When I moved to Tucson in 1996, my legislative district was by and large represented by Republicans who were fiscally conservative and moderate or liberal on social issues; the Democrats did not always run candidates against them. Then, in 2006, ultra-conservative candidates ran in the primary and defeated the incumbents, and Democrats won in the general election, since we were a moderate district.
This began to change as CAP and other evangelical conservative groups began working to get out the vote. Their website encourages activism, posting voting records, and tracking legislation through the legislative process for readers, encouraging ongoing contact with legislators as well as prayer as part of their political strategy.
So what does CAP support and oppose? In recent years they have supported legislation that would:
- allow businesses to refuse to serve the LGBTQ community under the umbrella of religious freedom
- greatly reduce property taxes for nonprofit groups on property they rent to religious groups
- make it illegal to give terminally ill patients the means to end their own lives
- increase the amount of money for scholarships for students to attend private schools or to be home-schooled
- impose restrictions on medication abortion, in the so-called Women’s Health Act, part of which has been under a court stay. The only connection I can find in it to women’s health is the likelihood of giving women headaches!
CAP has opposed:
- anti-bullying measures, apparently under the same logic as SB 1062, that not allowing some students to bully gay students is a violation of their religious freedom
- comprehensive sex education
- the Affordable Care Act in full, and the part that says employers must provide insurance that covers contraception without cost to the patient
- Planned Parenthood — of course!
And if that doesn’t scare you, Salon uncovered that CAP’s largest funding source, the National Christian Charitable Foundation, is linked to Hobby Lobby.
That same year , the NCF contributed $236,250 of the Center for Arizona Policy’s $1,662,355 in grant revenue.
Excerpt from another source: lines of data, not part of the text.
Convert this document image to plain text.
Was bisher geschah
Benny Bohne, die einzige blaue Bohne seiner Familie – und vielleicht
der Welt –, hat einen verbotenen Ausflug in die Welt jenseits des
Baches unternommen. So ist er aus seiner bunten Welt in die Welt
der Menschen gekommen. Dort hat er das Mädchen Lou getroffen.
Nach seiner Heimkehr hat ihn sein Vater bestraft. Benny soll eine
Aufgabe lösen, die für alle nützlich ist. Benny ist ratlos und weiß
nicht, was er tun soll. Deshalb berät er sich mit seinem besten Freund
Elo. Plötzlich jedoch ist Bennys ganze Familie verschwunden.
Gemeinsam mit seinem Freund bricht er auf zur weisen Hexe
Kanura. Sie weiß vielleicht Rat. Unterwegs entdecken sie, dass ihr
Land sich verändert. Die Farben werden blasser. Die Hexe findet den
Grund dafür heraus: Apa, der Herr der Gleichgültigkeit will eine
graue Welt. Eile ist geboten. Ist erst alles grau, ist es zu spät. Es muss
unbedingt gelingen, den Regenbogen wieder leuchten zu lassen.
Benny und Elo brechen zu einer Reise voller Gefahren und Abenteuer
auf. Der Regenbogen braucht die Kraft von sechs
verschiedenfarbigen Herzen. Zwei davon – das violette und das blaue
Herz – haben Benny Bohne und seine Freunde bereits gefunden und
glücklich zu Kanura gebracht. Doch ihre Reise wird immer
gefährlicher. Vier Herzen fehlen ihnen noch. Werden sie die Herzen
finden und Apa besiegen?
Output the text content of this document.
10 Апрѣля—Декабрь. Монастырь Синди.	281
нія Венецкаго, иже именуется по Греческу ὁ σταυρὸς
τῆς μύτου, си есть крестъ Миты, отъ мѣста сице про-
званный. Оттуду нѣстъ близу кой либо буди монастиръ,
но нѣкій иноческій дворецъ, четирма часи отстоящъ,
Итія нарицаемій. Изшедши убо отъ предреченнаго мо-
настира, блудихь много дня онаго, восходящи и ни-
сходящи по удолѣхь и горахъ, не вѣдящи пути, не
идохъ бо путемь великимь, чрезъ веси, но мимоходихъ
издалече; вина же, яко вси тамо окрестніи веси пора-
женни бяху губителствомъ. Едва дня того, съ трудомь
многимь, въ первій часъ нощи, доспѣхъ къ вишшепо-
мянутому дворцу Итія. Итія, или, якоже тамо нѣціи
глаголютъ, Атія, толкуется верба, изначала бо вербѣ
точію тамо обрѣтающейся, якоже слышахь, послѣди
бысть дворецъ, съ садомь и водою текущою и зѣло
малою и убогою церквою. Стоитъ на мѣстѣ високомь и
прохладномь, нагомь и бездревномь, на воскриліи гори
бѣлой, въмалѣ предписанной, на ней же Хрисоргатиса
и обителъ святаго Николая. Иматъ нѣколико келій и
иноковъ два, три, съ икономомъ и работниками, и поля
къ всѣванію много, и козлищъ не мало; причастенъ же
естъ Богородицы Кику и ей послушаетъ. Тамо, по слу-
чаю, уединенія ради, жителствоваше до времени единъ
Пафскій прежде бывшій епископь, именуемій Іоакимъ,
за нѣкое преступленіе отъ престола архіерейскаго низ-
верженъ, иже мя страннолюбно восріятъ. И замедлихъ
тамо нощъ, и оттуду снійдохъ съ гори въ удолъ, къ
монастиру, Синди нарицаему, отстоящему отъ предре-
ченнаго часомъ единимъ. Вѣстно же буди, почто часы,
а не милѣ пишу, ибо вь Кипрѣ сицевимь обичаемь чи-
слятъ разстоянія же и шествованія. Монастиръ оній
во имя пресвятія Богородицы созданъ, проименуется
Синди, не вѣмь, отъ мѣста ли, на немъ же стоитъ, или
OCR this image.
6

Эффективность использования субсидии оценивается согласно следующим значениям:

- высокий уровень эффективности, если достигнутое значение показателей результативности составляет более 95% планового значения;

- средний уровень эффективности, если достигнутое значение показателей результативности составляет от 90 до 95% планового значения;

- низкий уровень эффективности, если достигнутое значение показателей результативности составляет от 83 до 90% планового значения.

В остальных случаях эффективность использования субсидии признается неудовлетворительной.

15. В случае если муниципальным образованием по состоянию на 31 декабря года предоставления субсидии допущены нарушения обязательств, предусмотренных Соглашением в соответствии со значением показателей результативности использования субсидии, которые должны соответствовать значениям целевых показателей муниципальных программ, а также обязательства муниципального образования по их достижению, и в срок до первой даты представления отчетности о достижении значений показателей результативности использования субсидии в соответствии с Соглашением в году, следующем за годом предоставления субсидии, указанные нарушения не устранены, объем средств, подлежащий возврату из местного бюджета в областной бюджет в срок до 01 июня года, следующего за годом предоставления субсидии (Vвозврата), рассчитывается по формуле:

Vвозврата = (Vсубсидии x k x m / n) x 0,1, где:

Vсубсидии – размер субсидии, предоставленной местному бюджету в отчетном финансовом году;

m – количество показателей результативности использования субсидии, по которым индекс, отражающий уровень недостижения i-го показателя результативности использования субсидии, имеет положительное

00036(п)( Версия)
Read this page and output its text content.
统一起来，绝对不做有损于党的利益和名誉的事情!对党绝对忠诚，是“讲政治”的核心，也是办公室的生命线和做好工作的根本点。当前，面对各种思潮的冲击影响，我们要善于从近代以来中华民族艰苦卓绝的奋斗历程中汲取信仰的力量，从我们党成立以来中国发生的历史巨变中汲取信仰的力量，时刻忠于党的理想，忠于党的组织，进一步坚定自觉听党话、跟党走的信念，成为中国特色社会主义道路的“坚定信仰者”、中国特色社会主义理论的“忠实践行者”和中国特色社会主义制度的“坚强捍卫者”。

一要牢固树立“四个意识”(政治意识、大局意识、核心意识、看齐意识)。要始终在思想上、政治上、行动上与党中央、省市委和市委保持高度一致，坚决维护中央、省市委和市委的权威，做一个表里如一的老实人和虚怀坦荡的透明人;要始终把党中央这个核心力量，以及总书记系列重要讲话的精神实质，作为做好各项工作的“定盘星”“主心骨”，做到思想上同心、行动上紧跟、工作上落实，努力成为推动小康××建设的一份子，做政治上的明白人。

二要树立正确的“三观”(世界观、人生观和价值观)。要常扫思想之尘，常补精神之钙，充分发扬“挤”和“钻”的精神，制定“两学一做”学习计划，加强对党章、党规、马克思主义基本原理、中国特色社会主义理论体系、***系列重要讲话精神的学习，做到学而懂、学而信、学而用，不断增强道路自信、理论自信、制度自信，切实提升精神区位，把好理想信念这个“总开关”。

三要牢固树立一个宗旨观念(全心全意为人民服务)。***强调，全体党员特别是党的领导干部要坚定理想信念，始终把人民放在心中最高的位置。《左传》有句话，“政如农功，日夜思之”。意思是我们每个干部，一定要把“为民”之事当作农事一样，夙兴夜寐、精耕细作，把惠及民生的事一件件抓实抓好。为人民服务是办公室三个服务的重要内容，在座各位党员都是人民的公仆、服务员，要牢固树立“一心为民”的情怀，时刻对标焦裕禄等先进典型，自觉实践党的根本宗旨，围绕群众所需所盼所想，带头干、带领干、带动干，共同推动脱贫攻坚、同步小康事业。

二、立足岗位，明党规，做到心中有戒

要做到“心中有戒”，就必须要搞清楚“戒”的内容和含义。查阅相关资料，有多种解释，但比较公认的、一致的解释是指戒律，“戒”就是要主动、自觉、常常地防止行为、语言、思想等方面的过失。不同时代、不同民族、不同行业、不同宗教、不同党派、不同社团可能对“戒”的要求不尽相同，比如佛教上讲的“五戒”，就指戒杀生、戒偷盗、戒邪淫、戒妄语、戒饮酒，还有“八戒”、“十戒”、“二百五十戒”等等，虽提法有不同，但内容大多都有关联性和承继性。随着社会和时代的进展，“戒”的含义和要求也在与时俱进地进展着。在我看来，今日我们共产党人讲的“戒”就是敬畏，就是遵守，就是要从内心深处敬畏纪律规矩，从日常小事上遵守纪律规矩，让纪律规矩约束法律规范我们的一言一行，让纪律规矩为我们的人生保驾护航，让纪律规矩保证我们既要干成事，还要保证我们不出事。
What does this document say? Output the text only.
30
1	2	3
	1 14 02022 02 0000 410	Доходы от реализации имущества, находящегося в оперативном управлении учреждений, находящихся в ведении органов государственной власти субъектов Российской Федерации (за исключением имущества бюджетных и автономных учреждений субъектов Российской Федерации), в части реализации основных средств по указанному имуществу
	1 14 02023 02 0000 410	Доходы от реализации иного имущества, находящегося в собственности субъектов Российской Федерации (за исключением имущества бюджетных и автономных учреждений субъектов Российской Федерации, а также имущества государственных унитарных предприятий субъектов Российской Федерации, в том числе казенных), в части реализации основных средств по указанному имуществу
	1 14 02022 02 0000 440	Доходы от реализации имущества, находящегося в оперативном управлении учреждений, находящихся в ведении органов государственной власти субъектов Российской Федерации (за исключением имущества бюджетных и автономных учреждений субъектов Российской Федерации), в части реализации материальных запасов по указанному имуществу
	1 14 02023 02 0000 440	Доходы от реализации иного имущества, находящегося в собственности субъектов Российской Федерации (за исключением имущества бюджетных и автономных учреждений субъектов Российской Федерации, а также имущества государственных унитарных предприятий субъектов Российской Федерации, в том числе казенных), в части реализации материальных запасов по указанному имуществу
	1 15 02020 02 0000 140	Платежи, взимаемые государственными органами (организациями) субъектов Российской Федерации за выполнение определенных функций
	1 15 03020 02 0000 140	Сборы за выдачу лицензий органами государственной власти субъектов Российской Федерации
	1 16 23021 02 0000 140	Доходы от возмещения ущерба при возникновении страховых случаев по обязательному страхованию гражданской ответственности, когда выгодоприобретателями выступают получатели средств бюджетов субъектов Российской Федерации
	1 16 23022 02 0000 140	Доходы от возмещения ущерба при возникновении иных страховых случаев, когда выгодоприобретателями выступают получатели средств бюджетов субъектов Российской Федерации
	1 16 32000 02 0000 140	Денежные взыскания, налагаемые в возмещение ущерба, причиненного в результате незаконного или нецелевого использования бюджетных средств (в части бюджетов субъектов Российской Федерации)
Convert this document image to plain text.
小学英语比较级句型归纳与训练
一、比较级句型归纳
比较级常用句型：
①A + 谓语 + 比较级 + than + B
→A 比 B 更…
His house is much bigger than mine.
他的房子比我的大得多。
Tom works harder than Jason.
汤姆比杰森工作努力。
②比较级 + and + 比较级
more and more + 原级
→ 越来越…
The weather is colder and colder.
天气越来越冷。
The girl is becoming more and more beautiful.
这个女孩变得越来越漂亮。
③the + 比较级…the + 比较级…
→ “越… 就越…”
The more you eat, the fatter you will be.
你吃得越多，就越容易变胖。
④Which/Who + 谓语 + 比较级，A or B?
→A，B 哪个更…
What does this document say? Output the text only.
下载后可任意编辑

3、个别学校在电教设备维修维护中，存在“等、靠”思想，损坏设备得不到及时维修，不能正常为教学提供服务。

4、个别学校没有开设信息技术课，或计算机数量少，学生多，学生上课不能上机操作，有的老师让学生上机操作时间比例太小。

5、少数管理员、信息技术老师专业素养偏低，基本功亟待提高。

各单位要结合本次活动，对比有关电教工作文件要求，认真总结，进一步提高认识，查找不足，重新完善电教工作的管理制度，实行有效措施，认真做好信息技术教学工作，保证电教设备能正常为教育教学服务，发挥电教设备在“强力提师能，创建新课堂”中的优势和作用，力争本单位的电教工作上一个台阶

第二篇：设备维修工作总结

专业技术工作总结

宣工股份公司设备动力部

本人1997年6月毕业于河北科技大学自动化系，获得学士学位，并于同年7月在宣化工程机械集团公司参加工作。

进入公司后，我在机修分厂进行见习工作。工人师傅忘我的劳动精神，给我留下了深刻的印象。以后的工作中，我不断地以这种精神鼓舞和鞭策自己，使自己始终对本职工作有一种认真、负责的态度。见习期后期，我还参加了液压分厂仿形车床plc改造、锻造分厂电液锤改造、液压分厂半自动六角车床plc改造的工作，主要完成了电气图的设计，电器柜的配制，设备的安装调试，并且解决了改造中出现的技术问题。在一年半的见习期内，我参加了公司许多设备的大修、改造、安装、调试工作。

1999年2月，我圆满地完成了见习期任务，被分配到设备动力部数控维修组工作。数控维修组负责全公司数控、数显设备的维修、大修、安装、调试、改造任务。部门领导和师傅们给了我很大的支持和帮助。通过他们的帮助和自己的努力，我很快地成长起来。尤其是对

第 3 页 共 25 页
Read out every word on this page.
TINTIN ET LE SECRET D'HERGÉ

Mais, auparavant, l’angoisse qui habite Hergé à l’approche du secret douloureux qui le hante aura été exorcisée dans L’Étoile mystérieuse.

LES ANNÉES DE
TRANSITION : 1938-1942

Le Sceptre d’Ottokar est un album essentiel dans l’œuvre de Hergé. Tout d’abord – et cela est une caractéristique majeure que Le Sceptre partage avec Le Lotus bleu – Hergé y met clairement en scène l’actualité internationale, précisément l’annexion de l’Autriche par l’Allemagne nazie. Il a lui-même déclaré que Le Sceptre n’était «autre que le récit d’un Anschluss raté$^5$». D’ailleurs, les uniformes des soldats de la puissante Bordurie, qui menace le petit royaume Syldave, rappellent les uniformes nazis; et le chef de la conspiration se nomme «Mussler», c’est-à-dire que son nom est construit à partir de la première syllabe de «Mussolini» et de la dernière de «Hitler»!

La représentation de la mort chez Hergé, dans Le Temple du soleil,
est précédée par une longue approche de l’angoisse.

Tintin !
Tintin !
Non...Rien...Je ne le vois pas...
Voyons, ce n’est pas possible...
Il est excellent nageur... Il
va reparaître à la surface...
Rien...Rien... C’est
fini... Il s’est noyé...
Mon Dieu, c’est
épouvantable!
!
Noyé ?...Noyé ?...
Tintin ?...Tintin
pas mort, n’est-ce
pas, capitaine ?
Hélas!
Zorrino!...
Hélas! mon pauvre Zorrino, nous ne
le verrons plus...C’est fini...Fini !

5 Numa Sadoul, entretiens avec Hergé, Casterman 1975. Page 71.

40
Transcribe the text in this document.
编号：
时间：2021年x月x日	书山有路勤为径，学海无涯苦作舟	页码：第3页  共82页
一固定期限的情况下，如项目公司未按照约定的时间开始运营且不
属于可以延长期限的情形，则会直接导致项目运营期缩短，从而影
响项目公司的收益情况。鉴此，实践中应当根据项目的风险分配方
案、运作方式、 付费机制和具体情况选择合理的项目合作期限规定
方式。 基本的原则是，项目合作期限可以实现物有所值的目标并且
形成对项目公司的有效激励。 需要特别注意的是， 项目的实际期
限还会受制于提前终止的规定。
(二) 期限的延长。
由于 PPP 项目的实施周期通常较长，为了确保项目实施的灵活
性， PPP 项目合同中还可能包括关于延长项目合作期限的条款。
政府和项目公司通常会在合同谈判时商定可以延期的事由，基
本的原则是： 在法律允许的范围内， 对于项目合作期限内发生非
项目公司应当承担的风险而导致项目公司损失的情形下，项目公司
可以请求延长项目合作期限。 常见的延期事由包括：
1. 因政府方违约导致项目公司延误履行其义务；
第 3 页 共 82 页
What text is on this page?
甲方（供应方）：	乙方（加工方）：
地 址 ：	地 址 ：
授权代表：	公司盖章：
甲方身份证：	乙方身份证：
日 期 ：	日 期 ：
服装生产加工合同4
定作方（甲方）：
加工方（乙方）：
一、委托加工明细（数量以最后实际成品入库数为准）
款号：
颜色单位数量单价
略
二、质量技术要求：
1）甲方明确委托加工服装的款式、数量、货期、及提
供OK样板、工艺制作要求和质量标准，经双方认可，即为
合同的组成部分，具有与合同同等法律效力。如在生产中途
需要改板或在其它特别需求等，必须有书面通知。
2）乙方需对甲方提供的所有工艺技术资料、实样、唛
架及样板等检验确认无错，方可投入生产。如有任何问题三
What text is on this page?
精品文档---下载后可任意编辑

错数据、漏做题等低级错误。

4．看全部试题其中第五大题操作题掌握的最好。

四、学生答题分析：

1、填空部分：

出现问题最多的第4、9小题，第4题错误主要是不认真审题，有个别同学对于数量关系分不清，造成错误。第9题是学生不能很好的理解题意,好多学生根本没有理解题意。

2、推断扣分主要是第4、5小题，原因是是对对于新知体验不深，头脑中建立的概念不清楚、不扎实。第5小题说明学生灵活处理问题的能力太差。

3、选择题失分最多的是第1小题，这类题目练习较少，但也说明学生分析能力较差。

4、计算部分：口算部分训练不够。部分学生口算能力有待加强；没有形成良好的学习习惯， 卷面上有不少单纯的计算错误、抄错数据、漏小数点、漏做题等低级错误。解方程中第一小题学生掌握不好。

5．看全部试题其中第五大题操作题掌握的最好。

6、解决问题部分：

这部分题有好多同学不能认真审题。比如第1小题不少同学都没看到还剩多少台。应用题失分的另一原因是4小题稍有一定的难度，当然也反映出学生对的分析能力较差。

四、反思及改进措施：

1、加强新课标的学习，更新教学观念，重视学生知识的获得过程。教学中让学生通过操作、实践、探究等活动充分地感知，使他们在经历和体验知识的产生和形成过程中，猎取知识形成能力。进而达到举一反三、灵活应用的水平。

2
Overall, from 2002 to 2011 the NCF contributed $1,481,343 to the Center for Arizona Policy …
And who is funding NCF?
However, a 2009 NCF tax filing, reported here for the first time, offers insights into the deep pockets backing National Christian Charitable Foundation.
The form, viewable here, shows a total of nearly $65 million in contributions coming from a combination of Jon Cargill, who is the CFO of Hobby Lobby, and “Craft Etc.,” an apparent misspelling of Crafts Etc., a Hobby Lobby affiliate company. The document shows that Hobby Lobby‑related contributions were the single largest source of tax-deductible donations to National Christian Charitable’s approximately $383.785 million in 2009 grant revenue.
Is your spine tingling yet?
CAP is a force to be reckoned with in Arizona politics. They have proven effective in getting our legislature filled with people who support their extremist agenda and are pleased to work with them. They effectively promote political activism among their base.
They are also part of a national movement that aims to turn back the clock on all the gains made during the last half of the 20th century for equality and civil rights.
Which makes it all the more important that we keep up with their efforts and work hard to surpass them and get our people elected. To do that, we need to be registered to vote and get out the vote on Election Day.